Today, Kate is sharing her views on self-care in academia. As an American abroad, Kate graduated with her PhD in Archaeology from the University of Sheffield in 2010. At present Kate splits her time working for the US government as a Navy Intelligence Officer during the day and writing on Greek Bronze Age archaeology at night. She blogs at: https://duckingoutfromacademia.wordpress.com
Until Eva brought the topic of self care in academia to my attention, I realized I have never once heard this phrase mentioned—the very idea of caring for oneself, with all its attendant soothing and calming overtones, runs counter to academic culture. We simply do not talk about caring for oneself; we talk about surviving—and we reward those who can thrive in competition. We don’t tell graduate students to nurture themselves—we tell them to get used to it.

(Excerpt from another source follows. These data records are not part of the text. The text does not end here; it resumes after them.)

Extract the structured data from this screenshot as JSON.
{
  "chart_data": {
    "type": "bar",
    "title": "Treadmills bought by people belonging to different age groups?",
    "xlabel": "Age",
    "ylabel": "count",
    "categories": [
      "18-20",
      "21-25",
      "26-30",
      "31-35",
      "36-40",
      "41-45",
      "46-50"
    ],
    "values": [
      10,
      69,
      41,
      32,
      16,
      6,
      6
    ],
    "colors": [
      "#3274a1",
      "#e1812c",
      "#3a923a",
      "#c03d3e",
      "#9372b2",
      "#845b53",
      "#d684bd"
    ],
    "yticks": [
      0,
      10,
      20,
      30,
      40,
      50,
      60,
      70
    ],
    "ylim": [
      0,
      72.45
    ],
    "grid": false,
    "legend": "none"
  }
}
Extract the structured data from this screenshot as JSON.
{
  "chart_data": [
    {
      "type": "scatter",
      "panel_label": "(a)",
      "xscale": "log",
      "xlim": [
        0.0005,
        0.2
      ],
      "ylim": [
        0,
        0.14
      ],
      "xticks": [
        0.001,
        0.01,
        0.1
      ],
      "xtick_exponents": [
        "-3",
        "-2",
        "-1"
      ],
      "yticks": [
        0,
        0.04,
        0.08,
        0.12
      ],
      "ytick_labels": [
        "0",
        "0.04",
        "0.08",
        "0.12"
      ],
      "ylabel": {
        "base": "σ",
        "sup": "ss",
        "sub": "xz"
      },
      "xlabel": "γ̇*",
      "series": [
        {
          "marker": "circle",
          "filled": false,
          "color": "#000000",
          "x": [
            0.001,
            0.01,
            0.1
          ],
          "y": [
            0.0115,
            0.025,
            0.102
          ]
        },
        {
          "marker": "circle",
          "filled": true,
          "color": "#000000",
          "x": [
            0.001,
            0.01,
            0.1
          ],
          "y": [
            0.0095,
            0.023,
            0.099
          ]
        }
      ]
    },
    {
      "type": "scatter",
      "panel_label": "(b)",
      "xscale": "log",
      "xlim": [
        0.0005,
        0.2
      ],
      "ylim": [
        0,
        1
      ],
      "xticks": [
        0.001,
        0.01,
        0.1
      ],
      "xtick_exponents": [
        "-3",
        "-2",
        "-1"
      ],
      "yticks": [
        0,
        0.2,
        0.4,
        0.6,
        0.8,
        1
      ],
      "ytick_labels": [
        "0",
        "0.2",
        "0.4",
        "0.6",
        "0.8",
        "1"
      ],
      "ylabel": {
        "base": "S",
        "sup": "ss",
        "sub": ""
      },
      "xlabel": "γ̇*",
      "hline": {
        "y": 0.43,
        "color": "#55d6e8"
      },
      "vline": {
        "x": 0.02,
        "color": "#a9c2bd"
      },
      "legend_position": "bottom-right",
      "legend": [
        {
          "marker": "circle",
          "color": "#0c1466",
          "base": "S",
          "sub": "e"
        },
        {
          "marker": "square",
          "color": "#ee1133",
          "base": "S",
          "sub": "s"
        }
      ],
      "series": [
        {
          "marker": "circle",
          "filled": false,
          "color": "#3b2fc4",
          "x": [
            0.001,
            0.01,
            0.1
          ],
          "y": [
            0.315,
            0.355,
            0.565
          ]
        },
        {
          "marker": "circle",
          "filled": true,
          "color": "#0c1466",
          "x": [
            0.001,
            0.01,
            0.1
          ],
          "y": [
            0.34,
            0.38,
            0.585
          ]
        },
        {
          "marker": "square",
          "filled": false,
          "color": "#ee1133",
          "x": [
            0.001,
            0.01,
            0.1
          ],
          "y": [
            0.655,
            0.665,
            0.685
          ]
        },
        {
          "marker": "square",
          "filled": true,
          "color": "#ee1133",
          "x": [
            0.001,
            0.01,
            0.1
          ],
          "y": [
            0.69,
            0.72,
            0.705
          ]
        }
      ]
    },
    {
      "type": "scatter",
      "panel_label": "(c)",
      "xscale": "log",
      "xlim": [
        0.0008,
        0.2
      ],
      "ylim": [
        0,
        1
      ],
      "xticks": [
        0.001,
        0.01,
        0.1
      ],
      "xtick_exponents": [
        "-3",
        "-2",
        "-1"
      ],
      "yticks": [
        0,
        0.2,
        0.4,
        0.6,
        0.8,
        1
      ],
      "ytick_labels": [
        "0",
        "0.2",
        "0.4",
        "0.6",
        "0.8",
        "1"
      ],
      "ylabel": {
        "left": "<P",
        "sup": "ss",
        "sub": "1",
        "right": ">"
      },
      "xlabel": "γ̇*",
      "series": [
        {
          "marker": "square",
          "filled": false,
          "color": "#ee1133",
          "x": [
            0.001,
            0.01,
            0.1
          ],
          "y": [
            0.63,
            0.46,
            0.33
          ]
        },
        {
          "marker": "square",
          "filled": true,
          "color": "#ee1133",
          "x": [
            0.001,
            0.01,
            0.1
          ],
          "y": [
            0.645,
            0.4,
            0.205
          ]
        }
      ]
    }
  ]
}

I cannot consider the issue of self care without acknowledging how the desertification of the job market—at least in the arts and sciences—exerts relentless pressure on all the young academics I know, myself included. I was in grad school from 2002 until 2010, and reflecting on the (few and far between) job discussions I had while I was a student I’ve come to the conclusion that PhD supervisors frequently err on the side of caution and tell all of their students they’ll get jobs. This isn’t necessarily a bald-faced lie; now that I’ve been on the job market myself, and seen many others cycle in and out of positions, the truth is: The job market is unpredictable. Unpromising and lackluster academics have as good a chance at succeeding as anyone else. Certainly back in 2002 no one could have foreseen how bad the academic job market would become. Indeed, I am not sure we fully understand how bad the job market is even now. Where will the jobs be in 10 years? Who will be holding them? Perhaps at no other time in the past two centuries can an early career researcher feel certain that her future as an academic will be very different from the generations of professors that preceded her. And there is perhaps little else to be certain of.
Anxiety about the state of my future career has a tendency to creep into my job applications, interviews, and even how I do my job when I hold the position. The problem lies in my head; I keep trying to make my life in the actual world follow my projection of life as a tenured academic, and of course, the reality is that I am not even sure there will be tenured Aegean prehistoric archaeology positions anymore. It is a tale as old as time; I get down and out about my job—and myself—because I keep trying to live in a fantasy. I regularly have to remind myself that we are living in a new era. Academic jobs in the future may not have tenure. University level teaching may become a product for sale. I am not sure where I will fit into this new world. No one does. The bottom line is that the greatest care I can extend to myself in this context is to stop living by these outdated expectations.
I had to come to this uncomfortable realization when I was at my most recent postdoc, a position I hated so much I wanted to leave after only a few weeks. I didn’t know how I could make it an entire year. In the end, I realized that my fear of being a failure was the only thing tying me to desperate unhappiness. And so I left the position. It turns out to have been a great decision for me, one that I look back on and give a mental thumbs up to my earlier miserable self. At first I dreaded telling people what I had done, but I have been surprised by the response—my PhD supervisor and my cadre of advisors who I turn to for guidance have been utterly supportive from the outset. I think they have been watching students’ careers wilt in the past couple of years, which must be emotionally and intellectually damaging for them as mentors. There has also been a minority of academics who were appalled at my choice. I politely listen to their advice about what they would have done if they had been me while mentally assessing them as being straitjacketed by their own projections.
Reading about freedom is not the same thing as feeling free. I do not feel free from my expectations of success 100% of the time. At times when I grapple with feelings of failure, I am worth the effort it takes to pause and remember that I am living my own life. I like to ask myself on a regular basis what I would do if I wasn’t afraid; the answers to this question frequently make my playing field twice as large. My path is wide open; it will encompass as much intellectual pursuit as I desire, and probably as much adventure, good times, and creativity as I’d like too. This attitude is sometimes called “having it all”, but I do not see it that way. I am not having it all. Neither am I turning my back on a “career” so that I can enjoy “life.” I am having what is mine.